I built a web app that splits bills just by taking a photo and talking to it — even in different languages and with complex rules like “Anna pays for drinks, Bob only pays 20%, the rest 60/40”.
The interesting part for me was making the AI understand natural speech as if you were explaining it to a human. Friends can join the same bill from their phones and add their parts, and everything syncs in real time.
### Why I built it I was frustrated with manual bill-splitting apps.
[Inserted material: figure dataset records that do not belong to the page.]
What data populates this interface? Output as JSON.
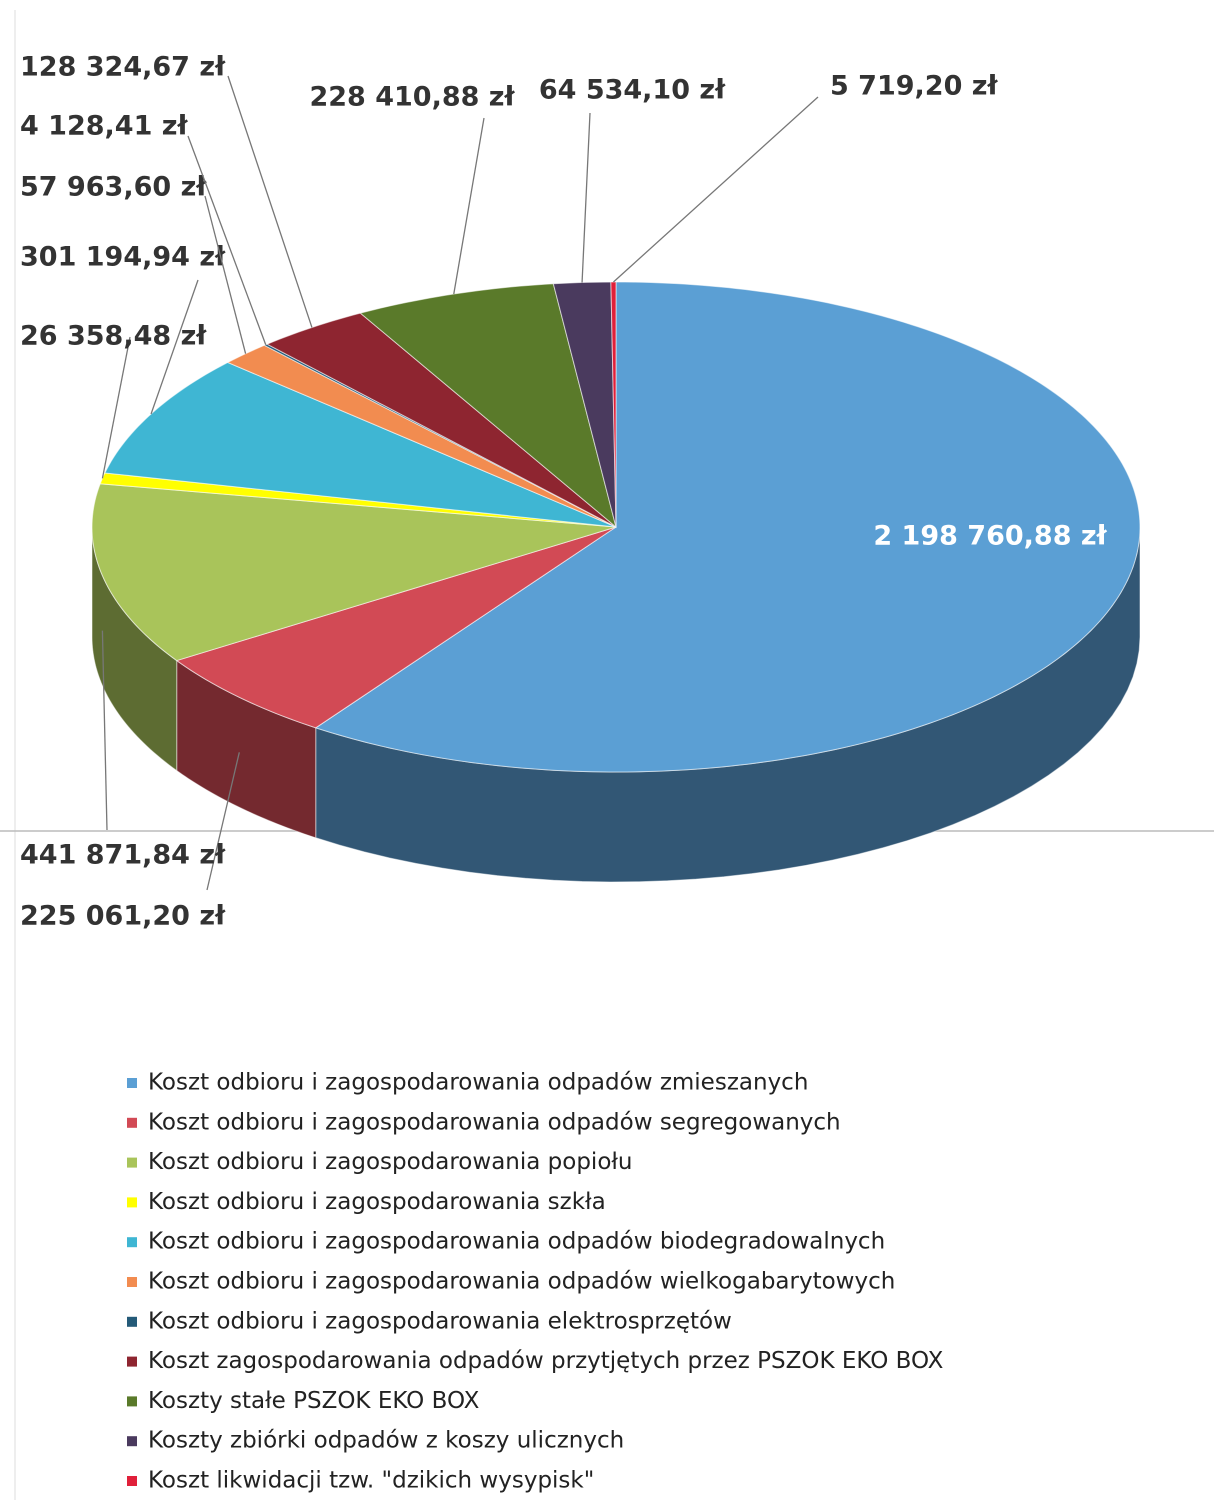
{
  "chart_data": {
    "type": "pie",
    "categories": [
      "Koszt odbioru i zagospodarowania odpadów zmieszanych",
      "Koszt odbioru i zagospodarowania odpadów segregowanych",
      "Koszt odbioru i zagospodarowania popiołu",
      "Koszt odbioru i zagospodarowania szkła",
      "Koszt odbioru i zagospodarowania odpadów biodegradowalnych",
      "Koszt odbioru i zagospodarowania odpadów wielkogabarytowych",
      "Koszt odbioru i zagospodarowania elektrosprzętów",
      "Koszt zagospodarowania odpadów przytjętych przez PSZOK EKO BOX",
      "Koszty stałe PSZOK EKO BOX",
      "Koszty zbiórki odpadów z koszy ulicznych",
      "Koszt likwidacji tzw. \"dzikich wysypisk\""
    ],
    "values": [
      2198760.88,
      225061.2,
      441871.84,
      26358.48,
      301194.94,
      57963.6,
      4128.41,
      128324.67,
      228410.88,
      64534.1,
      5719.2
    ],
    "value_labels": [
      "2 198 760,88 zł",
      "225 061,20 zł",
      "441 871,84 zł",
      "26 358,48 zł",
      "301 194,94 zł",
      "57 963,60 zł",
      "4 128,41 zł",
      "128 324,67 zł",
      "228 410,88 zł",
      "64 534,10 zł",
      "5 719,20 zł"
    ],
    "colors": [
      "#5b9fd4",
      "#d24a55",
      "#a9c45a",
      "#ffff00",
      "#3fb6d3",
      "#f28c50",
      "#245a78",
      "#8e2530",
      "#5a7a2a",
      "#4a3a5e",
      "#e0203a"
    ],
    "legend": "bottom"
  }
}
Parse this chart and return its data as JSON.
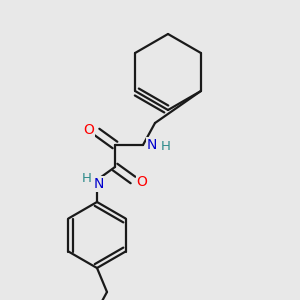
{
  "background_color": "#e8e8e8",
  "bond_color": "#1a1a1a",
  "nitrogen_color": "#0000cd",
  "nitrogen_h_color": "#2e8b8b",
  "oxygen_color": "#ff0000",
  "line_width": 1.6,
  "figsize": [
    3.0,
    3.0
  ],
  "dpi": 100,
  "xlim": [
    0,
    300
  ],
  "ylim": [
    0,
    300
  ]
}
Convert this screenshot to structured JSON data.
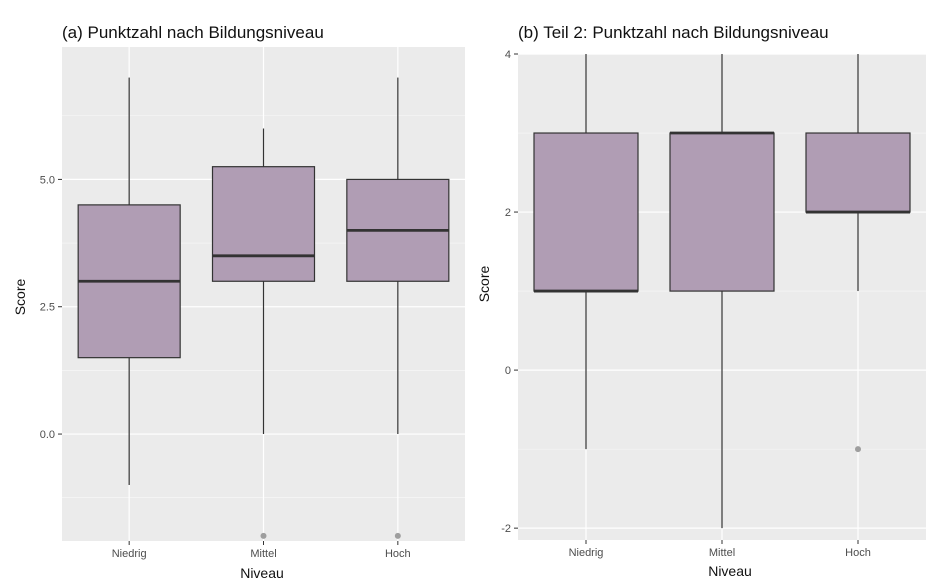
{
  "chart_data": [
    {
      "type": "boxplot",
      "title": "(a) Punktzahl nach Bildungsniveau",
      "xlabel": "Niveau",
      "ylabel": "Score",
      "categories": [
        "Niedrig",
        "Mittel",
        "Hoch"
      ],
      "ylim": [
        -2.1,
        7.6
      ],
      "yticks": [
        0.0,
        2.5,
        5.0
      ],
      "ytick_labels": [
        "0.0",
        "2.5",
        "5.0"
      ],
      "boxes": [
        {
          "category": "Niedrig",
          "whisker_low": -1,
          "q1": 1.5,
          "median": 3.0,
          "q3": 4.5,
          "whisker_high": 7,
          "outliers": []
        },
        {
          "category": "Mittel",
          "whisker_low": 0,
          "q1": 3.0,
          "median": 3.5,
          "q3": 5.25,
          "whisker_high": 6,
          "outliers": [
            -2
          ]
        },
        {
          "category": "Hoch",
          "whisker_low": 0,
          "q1": 3.0,
          "median": 4.0,
          "q3": 5.0,
          "whisker_high": 7,
          "outliers": [
            -2
          ]
        }
      ],
      "grid": true,
      "colors": {
        "fill": "#b09db4",
        "edge": "#333333",
        "panel": "#ebebeb",
        "grid": "#ffffff",
        "outlier": "#9e9e9e"
      }
    },
    {
      "type": "boxplot",
      "title": "(b) Teil 2: Punktzahl nach Bildungsniveau",
      "xlabel": "Niveau",
      "ylabel": "Score",
      "categories": [
        "Niedrig",
        "Mittel",
        "Hoch"
      ],
      "ylim": [
        -2.15,
        4.0
      ],
      "yticks": [
        -2,
        0,
        2,
        4
      ],
      "ytick_labels": [
        "-2",
        "0",
        "2",
        "4"
      ],
      "boxes": [
        {
          "category": "Niedrig",
          "whisker_low": -1,
          "q1": 1,
          "median": 1,
          "q3": 3,
          "whisker_high": 4,
          "outliers": []
        },
        {
          "category": "Mittel",
          "whisker_low": -2,
          "q1": 1,
          "median": 3,
          "q3": 3,
          "whisker_high": 4,
          "outliers": []
        },
        {
          "category": "Hoch",
          "whisker_low": 1,
          "q1": 2,
          "median": 2,
          "q3": 3,
          "whisker_high": 4,
          "outliers": [
            -1
          ]
        }
      ],
      "grid": true,
      "colors": {
        "fill": "#b09db4",
        "edge": "#333333",
        "panel": "#ebebeb",
        "grid": "#ffffff",
        "outlier": "#9e9e9e"
      }
    }
  ]
}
I wanted to see how far modern OCR, multilingual speech recognition, and LLMs could go if combined properly.
### Tech details - *Frontend*: React + Vite + TypeScript, Tailwind + shadcn/ui for UI, TanStack Query for data, Socket.IO for real-time sync. - *Backend*: Node.js + Express, PostgreSQL with Prisma ORM, Google OAuth, JWT for auth, Socket.IO for events. - *AI pipeline*: - OCR to extract text from the photo - Whisper for multilingual speech-to-text - LLM parses the free-form speech/text into structured math rules for splitting - *Real-time*: When you share a bill, everyone joins a Socket.IO room and sees updates live.
### Things I’d love feedback on - How well it handles tricky or “unfair” split instructions - Testing non-English voice commands - UX around collaborative splitting
You can try it here: killbill.top
(I might open-source some of the parsing pipeline once it’s stable.)